Thursday, November 15, 2018

Rats prefer social interaction to drug addiction

Volitional social interaction prevents drug addiction in rat models. Marco Venniro, Michelle Zhang, Daniele Caprioli, Jennifer K. Hoots, Sam A. Golden, Conor Heins, Marisela Morales, David H. Epstein & Yavin Shaham. Nature Neuroscience, volume 21, pages1520–1529 (2018). https://www.nature.com/articles/s41593-018-0246-6

Abstract: Addiction treatment has not been appreciably improved by neuroscientific research. One problem is that mechanistic studies using rodent models do not incorporate volitional social factors, which play a critical role in human addiction. Here, using rats, we introduce an operant model of choice between drugs and social interaction.

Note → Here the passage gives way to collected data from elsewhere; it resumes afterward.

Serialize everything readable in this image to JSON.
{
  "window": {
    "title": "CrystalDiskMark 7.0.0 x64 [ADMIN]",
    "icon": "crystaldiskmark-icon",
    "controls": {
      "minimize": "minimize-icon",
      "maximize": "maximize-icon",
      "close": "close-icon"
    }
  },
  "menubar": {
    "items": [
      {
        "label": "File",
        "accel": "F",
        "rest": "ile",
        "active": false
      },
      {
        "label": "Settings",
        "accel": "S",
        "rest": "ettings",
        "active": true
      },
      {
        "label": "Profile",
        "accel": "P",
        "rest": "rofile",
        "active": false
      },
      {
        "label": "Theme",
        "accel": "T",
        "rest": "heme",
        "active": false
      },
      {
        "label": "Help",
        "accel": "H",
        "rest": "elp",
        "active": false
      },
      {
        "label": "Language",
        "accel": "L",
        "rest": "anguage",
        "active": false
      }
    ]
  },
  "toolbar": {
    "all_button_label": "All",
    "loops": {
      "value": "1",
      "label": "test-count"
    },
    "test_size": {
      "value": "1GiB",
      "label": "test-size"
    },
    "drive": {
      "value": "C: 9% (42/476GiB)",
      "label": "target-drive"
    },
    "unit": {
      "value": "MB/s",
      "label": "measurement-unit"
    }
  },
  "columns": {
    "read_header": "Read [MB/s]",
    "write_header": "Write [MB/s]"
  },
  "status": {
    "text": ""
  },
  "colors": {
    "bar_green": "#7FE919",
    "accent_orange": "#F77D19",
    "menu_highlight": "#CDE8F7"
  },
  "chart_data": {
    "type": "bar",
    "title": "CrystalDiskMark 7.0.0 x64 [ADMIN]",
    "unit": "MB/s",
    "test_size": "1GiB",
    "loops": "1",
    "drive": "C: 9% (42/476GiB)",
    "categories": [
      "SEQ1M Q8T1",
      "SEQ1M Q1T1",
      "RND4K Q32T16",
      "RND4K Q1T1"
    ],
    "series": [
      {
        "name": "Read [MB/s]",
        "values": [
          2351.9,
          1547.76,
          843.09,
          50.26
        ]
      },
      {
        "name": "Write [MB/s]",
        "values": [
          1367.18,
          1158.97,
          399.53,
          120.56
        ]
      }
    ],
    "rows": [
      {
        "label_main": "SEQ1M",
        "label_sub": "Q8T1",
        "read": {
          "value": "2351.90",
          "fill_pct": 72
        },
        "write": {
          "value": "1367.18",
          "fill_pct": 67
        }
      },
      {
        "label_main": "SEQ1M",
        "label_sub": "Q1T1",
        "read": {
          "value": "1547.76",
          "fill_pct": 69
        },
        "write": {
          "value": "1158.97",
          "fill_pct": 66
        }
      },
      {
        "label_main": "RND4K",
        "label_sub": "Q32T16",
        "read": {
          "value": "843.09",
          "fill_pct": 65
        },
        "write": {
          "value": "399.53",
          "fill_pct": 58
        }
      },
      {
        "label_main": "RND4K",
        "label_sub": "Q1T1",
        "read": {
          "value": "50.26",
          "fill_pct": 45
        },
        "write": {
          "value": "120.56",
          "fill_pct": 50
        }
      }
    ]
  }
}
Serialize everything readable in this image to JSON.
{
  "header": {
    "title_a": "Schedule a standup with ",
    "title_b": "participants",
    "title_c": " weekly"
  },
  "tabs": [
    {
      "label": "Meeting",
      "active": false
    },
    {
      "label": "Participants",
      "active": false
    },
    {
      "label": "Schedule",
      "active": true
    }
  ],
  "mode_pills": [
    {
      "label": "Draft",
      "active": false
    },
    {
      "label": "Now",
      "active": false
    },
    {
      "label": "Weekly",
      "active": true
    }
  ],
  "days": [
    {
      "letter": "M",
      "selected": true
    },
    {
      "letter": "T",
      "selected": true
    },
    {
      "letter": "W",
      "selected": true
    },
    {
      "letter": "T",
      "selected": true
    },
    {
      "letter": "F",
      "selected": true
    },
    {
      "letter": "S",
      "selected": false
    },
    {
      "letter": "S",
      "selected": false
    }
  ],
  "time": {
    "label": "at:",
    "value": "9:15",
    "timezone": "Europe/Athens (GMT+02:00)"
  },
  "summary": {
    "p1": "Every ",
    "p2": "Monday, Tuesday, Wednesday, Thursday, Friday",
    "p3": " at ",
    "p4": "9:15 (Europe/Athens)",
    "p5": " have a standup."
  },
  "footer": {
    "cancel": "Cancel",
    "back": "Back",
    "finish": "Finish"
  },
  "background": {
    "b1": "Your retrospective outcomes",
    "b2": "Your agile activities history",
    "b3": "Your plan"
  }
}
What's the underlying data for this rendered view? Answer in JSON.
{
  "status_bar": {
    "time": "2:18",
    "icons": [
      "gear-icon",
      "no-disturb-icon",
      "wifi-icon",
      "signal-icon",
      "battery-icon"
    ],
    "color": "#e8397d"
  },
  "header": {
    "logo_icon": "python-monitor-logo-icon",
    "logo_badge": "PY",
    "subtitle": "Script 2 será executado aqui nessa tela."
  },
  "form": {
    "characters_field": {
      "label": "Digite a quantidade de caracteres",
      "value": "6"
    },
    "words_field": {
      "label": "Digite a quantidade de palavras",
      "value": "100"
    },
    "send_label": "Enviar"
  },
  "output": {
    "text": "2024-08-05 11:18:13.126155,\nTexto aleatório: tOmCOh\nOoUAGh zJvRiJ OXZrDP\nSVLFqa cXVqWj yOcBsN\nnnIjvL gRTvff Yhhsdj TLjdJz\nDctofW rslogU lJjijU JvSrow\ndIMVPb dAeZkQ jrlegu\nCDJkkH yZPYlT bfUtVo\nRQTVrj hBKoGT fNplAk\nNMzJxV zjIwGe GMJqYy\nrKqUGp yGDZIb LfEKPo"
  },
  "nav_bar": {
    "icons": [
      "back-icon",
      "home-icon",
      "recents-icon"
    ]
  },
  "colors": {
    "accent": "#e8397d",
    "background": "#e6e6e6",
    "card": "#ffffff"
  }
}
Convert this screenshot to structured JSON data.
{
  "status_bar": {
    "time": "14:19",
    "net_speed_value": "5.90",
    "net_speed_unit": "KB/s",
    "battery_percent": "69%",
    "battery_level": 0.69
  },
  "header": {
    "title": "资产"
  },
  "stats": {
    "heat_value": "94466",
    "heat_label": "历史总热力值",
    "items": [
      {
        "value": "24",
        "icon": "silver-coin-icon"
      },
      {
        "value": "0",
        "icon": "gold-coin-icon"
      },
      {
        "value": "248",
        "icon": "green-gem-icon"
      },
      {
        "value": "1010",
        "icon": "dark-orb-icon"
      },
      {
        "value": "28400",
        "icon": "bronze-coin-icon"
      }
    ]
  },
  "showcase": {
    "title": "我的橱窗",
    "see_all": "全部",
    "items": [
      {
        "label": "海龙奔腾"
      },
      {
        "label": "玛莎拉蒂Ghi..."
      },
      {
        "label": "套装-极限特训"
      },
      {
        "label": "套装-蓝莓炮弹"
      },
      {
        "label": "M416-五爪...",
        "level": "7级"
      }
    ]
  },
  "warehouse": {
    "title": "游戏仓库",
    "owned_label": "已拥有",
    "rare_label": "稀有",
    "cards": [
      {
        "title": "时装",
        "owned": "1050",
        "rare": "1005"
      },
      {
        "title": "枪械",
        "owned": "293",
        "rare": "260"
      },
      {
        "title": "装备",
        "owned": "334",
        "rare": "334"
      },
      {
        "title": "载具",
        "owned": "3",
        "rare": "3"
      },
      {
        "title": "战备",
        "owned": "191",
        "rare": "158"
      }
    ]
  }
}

Independent of sex, drug class, drug dose, training conditions, abstinence duration, social housing, or addiction score in Diagnostic & Statistical Manual IV-based and intermittent access models, operant social reward prevented drug self-administration. This protection was lessened by delay or punishment of the social reward but neither measure was correlated with the addiction score. Social-choice-induced abstinence also prevented incubation of methamphetamine craving. This protective effect was associated with activation of central amygdala PKCĪ“-expressing inhibitory neurons and inhibition of anterior insular cortex activity. These findings highlight the need for incorporating social factors into neuroscience-based addiction research and support the wider implantation of socially based addiction treatments.